GayandRight

My name is Fred and I am a gay conservative living in Ottawa. This blog supports limited government, the right of the State of Israel to live in peace and security, and tries to expose the threat to us all from cultural relativism, post-modernism, and radical Islam. I am also the founder of the Free Thinking Film Society in Ottawa (www.freethinkingfilms.com)

Tuesday, September 27, 2005

Hanson on College Presidents...

I can only give you a small excerpt, but please read the whole thing.
At Harvard University, beleaguered President Lawrence Summers challenged notions of "diversity" and paid a steep price. He suggested--off the record, at a conference of the National Bureau of Economic Research--that factors other than institutional prejudice and cultural pressure might help explain the relative dearth of women faculty in the hard sciences at Harvard and other elite universities. If the intent of that mildly provocative, off-the-cuff exegesis was to jumpstart debate among serious thinkers, it proved a big mistake. Within seconds, one tough-minded feminist was reduced to bouts of nausea and swooning, and within hours many were calling for Mr. Summers to apologize, if not resign.

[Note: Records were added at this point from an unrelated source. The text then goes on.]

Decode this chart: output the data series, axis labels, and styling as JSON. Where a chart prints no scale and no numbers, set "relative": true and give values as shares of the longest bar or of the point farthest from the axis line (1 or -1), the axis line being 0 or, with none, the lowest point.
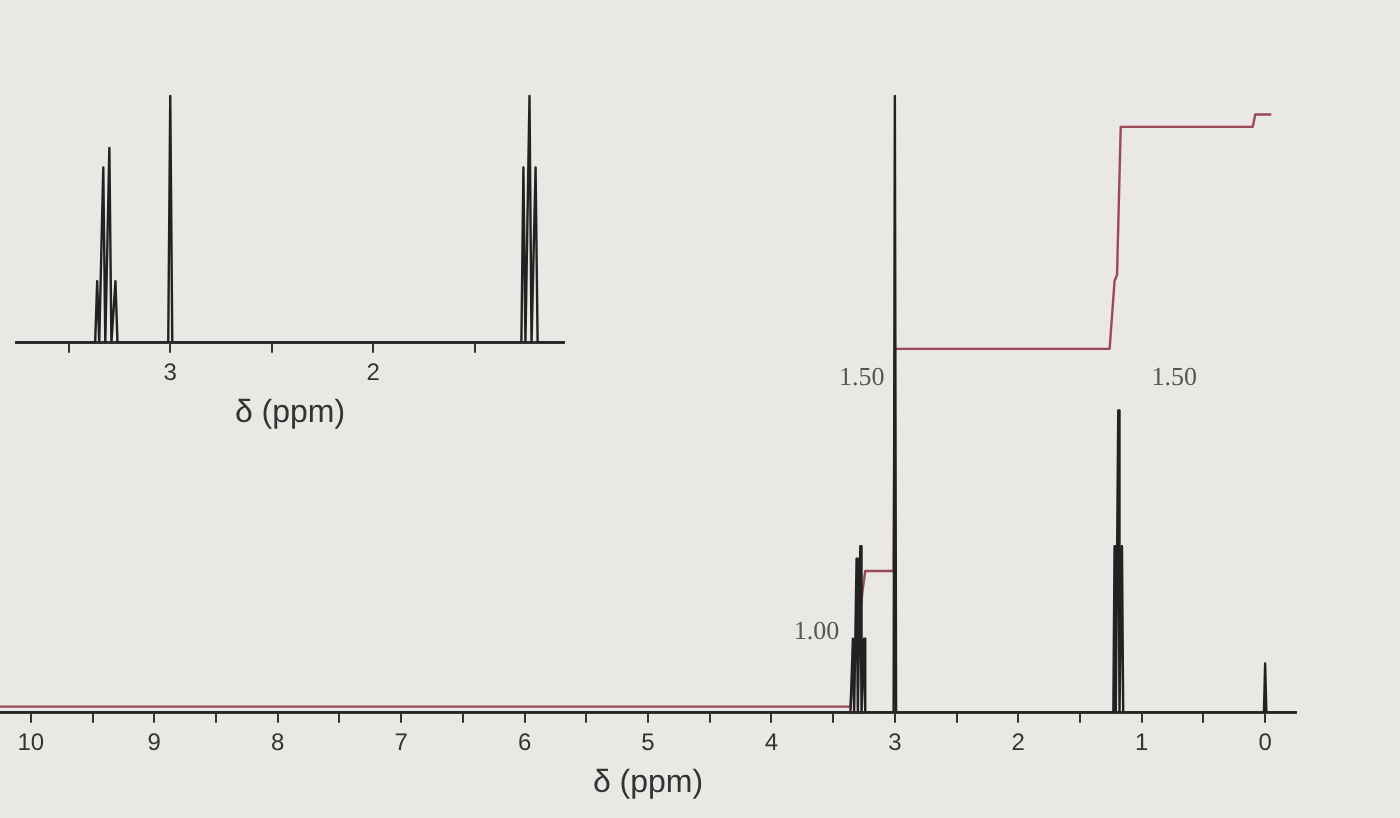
{
  "chart_data": [
    {
      "type": "line",
      "relative": true,
      "xlabel": "δ (ppm)",
      "xlim": [
        10.25,
        -0.25
      ],
      "xticks": [
        10,
        {
          "value": 9.5,
          "label": null
        },
        9,
        {
          "value": 8.5,
          "label": null
        },
        8,
        {
          "value": 7.5,
          "label": null
        },
        7,
        {
          "value": 6.5,
          "label": null
        },
        6,
        {
          "value": 5.5,
          "label": null
        },
        5,
        {
          "value": 4.5,
          "label": null
        },
        4,
        {
          "value": 3.5,
          "label": null
        },
        3,
        {
          "value": 2.5,
          "label": null
        },
        2,
        {
          "value": 1.5,
          "label": null
        },
        1,
        {
          "value": 0.5,
          "label": null
        },
        0
      ],
      "grid": false,
      "legend": false,
      "marker": "none",
      "series": [
        {
          "color": "#222222",
          "x": [
            10.25,
            3.36,
            3.34,
            3.33,
            3.31,
            3.3,
            3.28,
            3.27,
            3.25,
            3.24,
            3.01,
            3.0,
            2.99,
            1.23,
            1.22,
            1.21,
            1.19,
            1.18,
            1.16,
            1.15,
            0.01,
            0,
            -0.01,
            -0.25
          ],
          "values": [
            0,
            0,
            0.12,
            0,
            0.25,
            0,
            0.27,
            0,
            0.12,
            0,
            0,
            1,
            0,
            0,
            0.27,
            0,
            0.49,
            0,
            0.27,
            0,
            0,
            0.08,
            0,
            0
          ]
        },
        {
          "color": "#9b4a55",
          "x": [
            10.25,
            3.36,
            3.3,
            3.26,
            3.24,
            3.01,
            3.0,
            1.26,
            1.22,
            1.2,
            1.17,
            0.1,
            0.08,
            -0.05
          ],
          "values": [
            0.01,
            0.01,
            0.13,
            0.2,
            0.23,
            0.23,
            0.59,
            0.59,
            0.7,
            0.71,
            0.95,
            0.95,
            0.97,
            0.97
          ]
        }
      ],
      "annotations": [
        "1.00",
        "1.50",
        "1.50"
      ]
    },
    {
      "type": "line",
      "relative": true,
      "xlabel": "δ (ppm)",
      "xlim": [
        3.76,
        1.06
      ],
      "xticks": [
        {
          "value": 3.5,
          "label": null
        },
        3,
        {
          "value": 2.5,
          "label": null
        },
        2,
        {
          "value": 1.5,
          "label": null
        }
      ],
      "grid": false,
      "legend": false,
      "marker": "none",
      "series": [
        {
          "color": "#222222",
          "x": [
            3.76,
            3.37,
            3.36,
            3.35,
            3.33,
            3.32,
            3.3,
            3.29,
            3.27,
            3.26,
            3.01,
            3.0,
            2.99,
            1.27,
            1.26,
            1.25,
            1.23,
            1.22,
            1.2,
            1.19,
            1.06
          ],
          "values": [
            0,
            0,
            0.25,
            0,
            0.71,
            0,
            0.79,
            0,
            0.25,
            0,
            0,
            1,
            0,
            0,
            0.71,
            0,
            1,
            0,
            0.71,
            0,
            0
          ]
        }
      ]
    }
  ]
}
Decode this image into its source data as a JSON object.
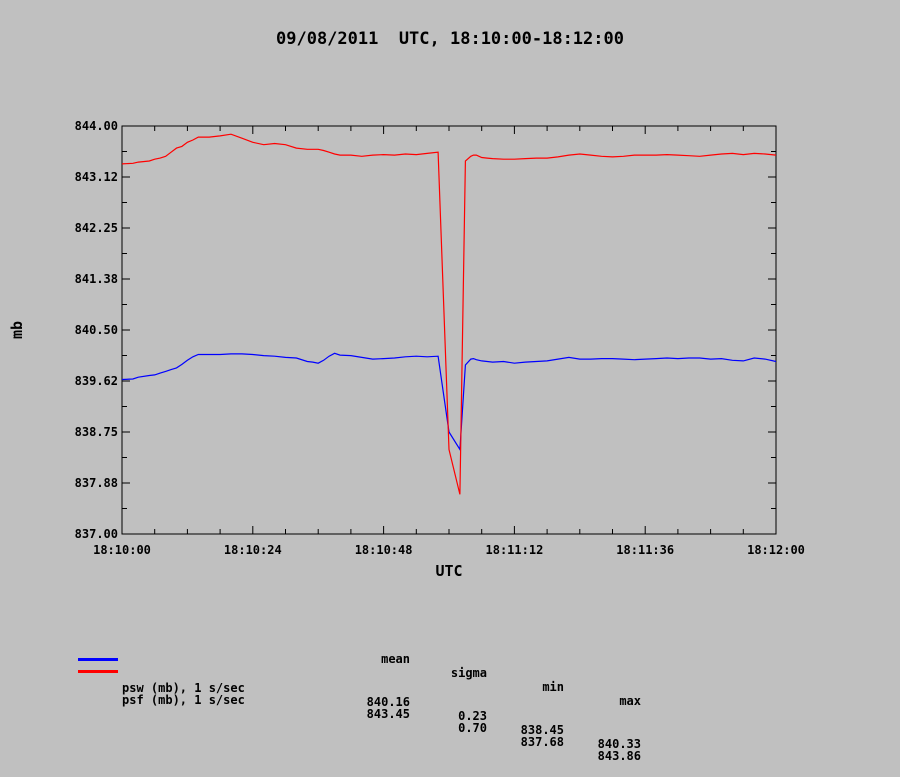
{
  "title": "09/08/2011  UTC, 18:10:00-18:12:00",
  "chart_data": {
    "type": "line",
    "xlabel": "UTC",
    "ylabel": "mb",
    "x_ticks": [
      "18:10:00",
      "18:10:24",
      "18:10:48",
      "18:11:12",
      "18:11:36",
      "18:12:00"
    ],
    "xlim_seconds": [
      0,
      120
    ],
    "y_ticks": [
      "844.00",
      "843.12",
      "842.25",
      "841.38",
      "840.50",
      "839.62",
      "838.75",
      "837.88",
      "837.00"
    ],
    "ylim": [
      837.0,
      844.0
    ],
    "grid": false,
    "series": [
      {
        "name": "psw (mb), 1 s/sec",
        "color": "#0000ff",
        "x": [
          0,
          2,
          3,
          5,
          6,
          7,
          8,
          9,
          10,
          11,
          12,
          13,
          14,
          15,
          16,
          18,
          20,
          22,
          24,
          26,
          28,
          30,
          32,
          34,
          35,
          36,
          37,
          38,
          39,
          40,
          42,
          44,
          46,
          48,
          50,
          52,
          54,
          56,
          58,
          60,
          62,
          63,
          64,
          64.5,
          65,
          65.5,
          66,
          67,
          68,
          70,
          72,
          74,
          76,
          78,
          80,
          82,
          84,
          86,
          88,
          90,
          92,
          94,
          96,
          98,
          100,
          102,
          104,
          106,
          108,
          110,
          112,
          114,
          116,
          118,
          120
        ],
        "y": [
          839.65,
          839.66,
          839.69,
          839.72,
          839.73,
          839.76,
          839.79,
          839.82,
          839.85,
          839.91,
          839.98,
          840.04,
          840.08,
          840.08,
          840.08,
          840.08,
          840.09,
          840.09,
          840.08,
          840.06,
          840.05,
          840.03,
          840.02,
          839.96,
          839.95,
          839.93,
          839.98,
          840.05,
          840.1,
          840.07,
          840.06,
          840.03,
          840.0,
          840.01,
          840.02,
          840.04,
          840.05,
          840.04,
          840.05,
          838.75,
          838.45,
          839.9,
          840.0,
          840.01,
          839.99,
          839.98,
          839.97,
          839.96,
          839.95,
          839.96,
          839.93,
          839.95,
          839.96,
          839.97,
          840.0,
          840.03,
          840.0,
          840.0,
          840.01,
          840.01,
          840.0,
          839.99,
          840.0,
          840.01,
          840.02,
          840.01,
          840.02,
          840.02,
          840.0,
          840.01,
          839.98,
          839.97,
          840.02,
          840.0,
          839.96
        ]
      },
      {
        "name": "psf (mb), 1 s/sec",
        "color": "#ff0000",
        "x": [
          0,
          2,
          3,
          5,
          6,
          7,
          8,
          9,
          10,
          11,
          12,
          13,
          14,
          15,
          16,
          18,
          20,
          22,
          24,
          26,
          28,
          30,
          32,
          34,
          35,
          36,
          37,
          38,
          39,
          40,
          42,
          44,
          46,
          48,
          50,
          52,
          54,
          56,
          58,
          60,
          62,
          63,
          64,
          64.5,
          65,
          65.5,
          66,
          67,
          68,
          70,
          72,
          74,
          76,
          78,
          80,
          82,
          84,
          86,
          88,
          90,
          92,
          94,
          96,
          98,
          100,
          102,
          104,
          106,
          108,
          110,
          112,
          114,
          116,
          118,
          120
        ],
        "y": [
          843.35,
          843.36,
          843.38,
          843.4,
          843.43,
          843.45,
          843.48,
          843.55,
          843.62,
          843.65,
          843.72,
          843.76,
          843.81,
          843.81,
          843.81,
          843.83,
          843.86,
          843.79,
          843.72,
          843.68,
          843.7,
          843.68,
          843.62,
          843.6,
          843.6,
          843.6,
          843.58,
          843.55,
          843.52,
          843.5,
          843.5,
          843.48,
          843.5,
          843.51,
          843.5,
          843.52,
          843.51,
          843.53,
          843.55,
          838.45,
          837.68,
          843.4,
          843.48,
          843.5,
          843.5,
          843.48,
          843.46,
          843.45,
          843.44,
          843.43,
          843.43,
          843.44,
          843.45,
          843.45,
          843.47,
          843.5,
          843.52,
          843.5,
          843.48,
          843.47,
          843.48,
          843.5,
          843.5,
          843.5,
          843.51,
          843.5,
          843.49,
          843.48,
          843.5,
          843.52,
          843.53,
          843.51,
          843.53,
          843.52,
          843.5
        ]
      }
    ]
  },
  "stats": {
    "headers": [
      "mean",
      "sigma",
      "min",
      "max"
    ],
    "rows": [
      {
        "name": "psw (mb), 1 s/sec",
        "color": "#0000ff",
        "values": [
          "840.16",
          "0.23",
          "838.45",
          "840.33"
        ]
      },
      {
        "name": "psf (mb), 1 s/sec",
        "color": "#ff0000",
        "values": [
          "843.45",
          "0.70",
          "837.68",
          "843.86"
        ]
      }
    ]
  }
}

As the country soon learned, Mr. Summers had touched the live wire of the contemporary campus by hinting that inequality of result might be due to something other than invidious and institutional discrimination. Mr. Summers fell back limp from that high-voltage jolt; only massive and repeated doses of self-abasement could resuscitate him. Accordingly, he quickly renounced and denounced his own musings, promising task forces, "independent listeners," investigations, committees and ample largesse (including $50 million from Harvard's own bulging coffers) to be distributed to the purported victims of his insensitivity--who are in fact some of the most educated, privileged and upscale women on the planet.

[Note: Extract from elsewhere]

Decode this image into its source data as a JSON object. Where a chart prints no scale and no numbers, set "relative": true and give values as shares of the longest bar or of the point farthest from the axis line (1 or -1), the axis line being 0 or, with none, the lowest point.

But to save Mr. Summers's job it will probably cost much more than his pledge of $5 million a year for a decade. His special task force already has urged the appointment of a senior "vice provost for diversity and faculty development," along with improved recruitment and the "mentoring" of junior faculty members. According to a communiqué from his office, the members of his task force "propose a series of reforms and enhancements to the way women pursuing science and engineering are treated at every point along the 'pipeline,' from undergraduates, to graduate students, to post-doctoral fellows, to the faculty ranks." And lest we think $50 million is too much, Mr. Summers's statement also added that it is merely a down payment: "There is no doubt that these initiatives will require significant additional expenditures. But we want to make clear at the outset that this is a serious effort calling for a serious commitment of resources."

Somehow the former secretary of the Treasury, who once helped manage the Byzantine world of global commerce, failed to realize that the entire campus industry of mandated retroactive compensation--targeted fellowships, release time (i.e., excusing teachers from teaching), ideological curricula, favorable hiring and promotion considerations, tenure decisions based on criteria other than merit, and other forms of recompense that Mr. Summers in fact scrambled to grant--would be imperiled by a few politically incorrect syllables. Perhaps Mr. Summers naively thought that Harvard was about free speech and unfettered discourse--its motto, after all, is Veritas, "Truth." In any event, he quickly recovered, winning back through penance, self-censorship, and spoils a job that he had almost forfeited in a passing moment of intellectual curiosity.